凌肆猛地沖到床邊,幾乎是趴在地上,手忙腳亂地從床底拖出那個沉重的包袱。他顫抖着手解開系繩,小心翼翼地取出那卷顏色瑩白、觸手溫潤、即使在昏暗油燈下也流轉着淡淡月華光澤的貂皮!
柔順、光滑、蘊含着精純的月華靈力,還有剝皮匠以生命爲代價剝下的完美品相!這就是救命稻草!
“月華貂皮…”火靈兒也湊了過來,眼中閃過一絲驚豔。作爲煉器師,她自然識貨,知道這種靈材的價值。“這…這應該能值不少錢!”
“值多少?”凌肆急切地問,眼睛死死盯着火靈兒。
“這個…具體我也不好說。”火靈兒有些爲難,“要看品相、完整度,還有黑石鎮這邊的行情…但完整的上品月華貂皮,在大型坊市,賣個六七百靈石應該沒問題…”
六七百!
凌肆的心髒狂跳起來!有希望!絕對有希望!賣掉它,不但能付清李三的診金,還能剩點啓動資金!
然而,火靈兒緊接着的話又給他潑了一盆冷水:“但…這裏是黑石鎮。不是大坊市。而且,現在外面風聲這麼緊,有實力收這種高檔貨的買家…恐怕不多。壓價…也會很厲害。”
壓價!
這兩個字像冰錐刺入凌肆火熱的心頭。是啊,這裏是混亂的黑石鎮,不是規矩森嚴的大城坊市。買家稀少,賣家急迫,這正是奸商們最喜歡的環境!紅姑知道他有這張皮子,錢胖子那家夥…更是吃人不吐骨頭的奸商典範!

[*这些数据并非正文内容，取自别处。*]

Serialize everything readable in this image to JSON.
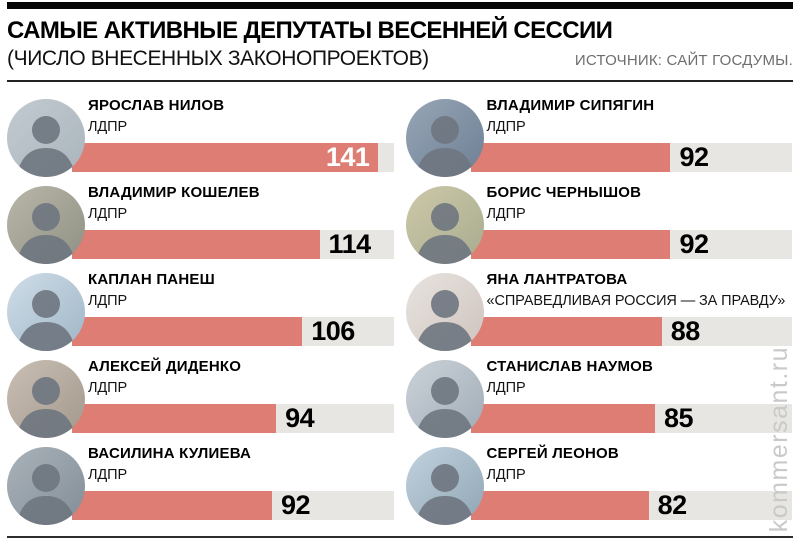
{
  "header": {
    "title": "САМЫЕ АКТИВНЫЕ ДЕПУТАТЫ ВЕСЕННЕЙ СЕССИИ",
    "subtitle": "(ЧИСЛО ВНЕСЕННЫХ ЗАКОНОПРОЕКТОВ)",
    "source": "ИСТОЧНИК: САЙТ ГОСДУМЫ."
  },
  "watermark": "kommersant.ru",
  "colors": {
    "bar_fill": "#de7d73",
    "bar_track": "#e7e6e3",
    "source_text": "#6e6e6e",
    "watermark_text": "#c9c9c9"
  },
  "chart_data": {
    "type": "bar",
    "orientation": "horizontal",
    "title": "САМЫЕ АКТИВНЫЕ ДЕПУТАТЫ ВЕСЕННЕЙ СЕССИИ",
    "subtitle": "(ЧИСЛО ВНЕСЕННЫХ ЗАКОНОПРОЕКТОВ)",
    "source": "ИСТОЧНИК: САЙТ ГОСДУМЫ.",
    "value_label": "число внесенных законопроектов",
    "scale_max": 148,
    "grid": false,
    "legend": false,
    "columns": [
      {
        "rows": [
          {
            "name": "ЯРОСЛАВ НИЛОВ",
            "party": "ЛДПР",
            "value": 141
          },
          {
            "name": "ВЛАДИМИР КОШЕЛЕВ",
            "party": "ЛДПР",
            "value": 114
          },
          {
            "name": "КАПЛАН ПАНЕШ",
            "party": "ЛДПР",
            "value": 106
          },
          {
            "name": "АЛЕКСЕЙ ДИДЕНКО",
            "party": "ЛДПР",
            "value": 94
          },
          {
            "name": "ВАСИЛИНА КУЛИЕВА",
            "party": "ЛДПР",
            "value": 92
          }
        ]
      },
      {
        "rows": [
          {
            "name": "ВЛАДИМИР СИПЯГИН",
            "party": "ЛДПР",
            "value": 92
          },
          {
            "name": "БОРИС ЧЕРНЫШОВ",
            "party": "ЛДПР",
            "value": 92
          },
          {
            "name": "ЯНА ЛАНТРАТОВА",
            "party": "«СПРАВЕДЛИВАЯ РОССИЯ — ЗА ПРАВДУ»",
            "value": 88
          },
          {
            "name": "СТАНИСЛАВ НАУМОВ",
            "party": "ЛДПР",
            "value": 85
          },
          {
            "name": "СЕРГЕЙ ЛЕОНОВ",
            "party": "ЛДПР",
            "value": 82
          }
        ]
      }
    ]
  }
}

“不管了!必須賣!而且要快!”凌肆的眼神重新變得銳利起來,絕境反而激發了他的狠勁。他將月華貂皮仔細卷好,用一塊幹淨的布包好,塞進懷裏(貼着胸口放着才安心)。然後,他看向鐵牛和火靈兒。
“鐵牛,你留在這裏!守着仙子!一步也別離開!任何人來,除了李三,都別開門!特別是王婆子和那個小六子!”凌肆語氣凝重,“李三要是來換藥或者查看,你盯着點,別讓他動什麼手腳!”他實在信不過那個渾身透着邪氣的“鬼手”。
“少爺放心!有俺在,誰也別想動仙子一根汗毛!”鐵牛拍着胸脯,銅鈴大眼瞪得溜圓,如同門神般站到了蘇棠床邊。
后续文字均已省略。